So bleibt die Sprache der Oberfläche zweitrangig, weil der eigentliche Prozess — Trade zeichnen, Ergebnis markieren, Daten landen automatisch im Journal — überall gleich funktioniert.

Häufige Fragen zum Trading-Journal auf Deutsch

Gibt es ein Trading-Tagebuch mit deutscher Oberfläche?

Die meisten bekannten Trading-Journale kommen aus den USA und sind primär auf Englisch. ReziFX führt einen eigenen deutschsprachigen Blog-Bereich, und die Erfassung selbst passiert direkt am Chart über die Positions-Tools von TradingView — unabhängig von der Menüsprache.

Muss ich meinen Broker mit dem Trading-Journal verbinden?

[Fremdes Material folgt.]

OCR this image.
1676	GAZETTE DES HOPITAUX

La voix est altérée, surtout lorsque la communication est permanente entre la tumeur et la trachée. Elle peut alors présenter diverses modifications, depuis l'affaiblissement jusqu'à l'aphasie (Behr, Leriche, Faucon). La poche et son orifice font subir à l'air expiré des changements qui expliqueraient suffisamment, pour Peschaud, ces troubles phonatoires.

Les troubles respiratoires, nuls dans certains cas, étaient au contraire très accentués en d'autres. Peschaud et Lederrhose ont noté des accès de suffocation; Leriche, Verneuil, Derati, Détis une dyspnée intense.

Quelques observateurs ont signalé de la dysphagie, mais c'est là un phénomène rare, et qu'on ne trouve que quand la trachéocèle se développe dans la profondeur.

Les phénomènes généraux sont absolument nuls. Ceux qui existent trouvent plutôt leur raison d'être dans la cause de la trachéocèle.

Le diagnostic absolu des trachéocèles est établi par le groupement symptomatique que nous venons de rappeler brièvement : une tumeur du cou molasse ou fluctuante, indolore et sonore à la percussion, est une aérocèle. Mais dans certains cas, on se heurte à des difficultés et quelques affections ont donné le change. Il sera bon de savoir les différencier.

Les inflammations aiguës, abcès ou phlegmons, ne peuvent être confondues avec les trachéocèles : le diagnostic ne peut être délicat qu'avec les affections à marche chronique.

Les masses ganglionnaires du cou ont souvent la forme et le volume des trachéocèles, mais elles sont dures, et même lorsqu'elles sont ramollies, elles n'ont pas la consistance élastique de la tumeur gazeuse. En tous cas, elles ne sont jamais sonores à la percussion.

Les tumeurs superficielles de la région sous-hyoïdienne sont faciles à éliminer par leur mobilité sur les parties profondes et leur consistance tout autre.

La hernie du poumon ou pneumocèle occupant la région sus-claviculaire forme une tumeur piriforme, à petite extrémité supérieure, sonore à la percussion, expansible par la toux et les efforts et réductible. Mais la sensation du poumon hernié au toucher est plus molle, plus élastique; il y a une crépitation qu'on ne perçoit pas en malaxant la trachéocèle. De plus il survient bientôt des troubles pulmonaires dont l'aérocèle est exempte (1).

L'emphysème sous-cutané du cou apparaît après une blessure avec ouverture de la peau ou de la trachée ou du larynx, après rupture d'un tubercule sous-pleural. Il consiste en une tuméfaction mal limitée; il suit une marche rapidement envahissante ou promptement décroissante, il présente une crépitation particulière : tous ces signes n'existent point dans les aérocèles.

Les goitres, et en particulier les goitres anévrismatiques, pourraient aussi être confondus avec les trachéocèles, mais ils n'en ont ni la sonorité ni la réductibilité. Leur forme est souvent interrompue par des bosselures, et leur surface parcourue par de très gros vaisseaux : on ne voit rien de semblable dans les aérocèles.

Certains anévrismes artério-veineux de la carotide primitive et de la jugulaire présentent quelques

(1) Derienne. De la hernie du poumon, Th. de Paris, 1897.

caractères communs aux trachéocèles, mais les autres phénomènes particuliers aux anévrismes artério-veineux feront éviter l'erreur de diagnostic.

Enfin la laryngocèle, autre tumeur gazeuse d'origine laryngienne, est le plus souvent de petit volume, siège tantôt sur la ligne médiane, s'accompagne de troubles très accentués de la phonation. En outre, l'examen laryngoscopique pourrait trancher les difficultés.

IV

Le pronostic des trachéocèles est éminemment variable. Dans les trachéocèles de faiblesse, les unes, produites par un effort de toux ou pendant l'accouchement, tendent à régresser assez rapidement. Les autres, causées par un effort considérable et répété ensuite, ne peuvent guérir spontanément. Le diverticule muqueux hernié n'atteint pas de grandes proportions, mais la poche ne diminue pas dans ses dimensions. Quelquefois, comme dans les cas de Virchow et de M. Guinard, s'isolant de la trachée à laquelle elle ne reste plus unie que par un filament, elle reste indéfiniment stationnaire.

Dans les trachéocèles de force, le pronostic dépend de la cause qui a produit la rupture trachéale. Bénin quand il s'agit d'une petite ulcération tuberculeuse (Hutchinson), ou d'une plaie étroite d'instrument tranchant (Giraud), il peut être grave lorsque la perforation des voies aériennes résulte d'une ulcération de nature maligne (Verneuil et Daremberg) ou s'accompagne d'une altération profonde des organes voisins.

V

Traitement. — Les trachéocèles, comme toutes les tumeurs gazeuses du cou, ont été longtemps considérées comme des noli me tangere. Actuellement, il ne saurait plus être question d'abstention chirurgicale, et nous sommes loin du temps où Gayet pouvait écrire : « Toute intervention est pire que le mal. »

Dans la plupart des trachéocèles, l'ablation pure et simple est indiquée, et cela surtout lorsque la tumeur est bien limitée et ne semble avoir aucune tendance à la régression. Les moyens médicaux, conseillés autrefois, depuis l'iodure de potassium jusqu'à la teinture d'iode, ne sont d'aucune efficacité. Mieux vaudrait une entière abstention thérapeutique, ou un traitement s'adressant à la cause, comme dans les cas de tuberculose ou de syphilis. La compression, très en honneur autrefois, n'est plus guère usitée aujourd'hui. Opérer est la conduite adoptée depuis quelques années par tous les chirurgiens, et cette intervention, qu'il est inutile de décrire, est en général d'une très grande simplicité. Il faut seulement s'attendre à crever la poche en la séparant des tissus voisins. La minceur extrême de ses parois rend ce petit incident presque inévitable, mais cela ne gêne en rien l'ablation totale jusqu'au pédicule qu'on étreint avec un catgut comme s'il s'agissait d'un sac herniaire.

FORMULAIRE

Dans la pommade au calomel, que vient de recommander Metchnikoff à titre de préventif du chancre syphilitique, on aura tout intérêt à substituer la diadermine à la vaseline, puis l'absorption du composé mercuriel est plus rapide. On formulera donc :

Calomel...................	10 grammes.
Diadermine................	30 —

Bei ReziFX nicht. Es gibt keine Konto-Verknüpfung und keine Broker-Anbindung. Du zeichnest den geplanten Trade als Long- oder Short-Position-Tool auf TradingView, markierst das Ergebnis in der ReziFX-Leiste, und Entry, Stop, Ziel sowie ein Chart-Screenshot landen automatisch im Journal.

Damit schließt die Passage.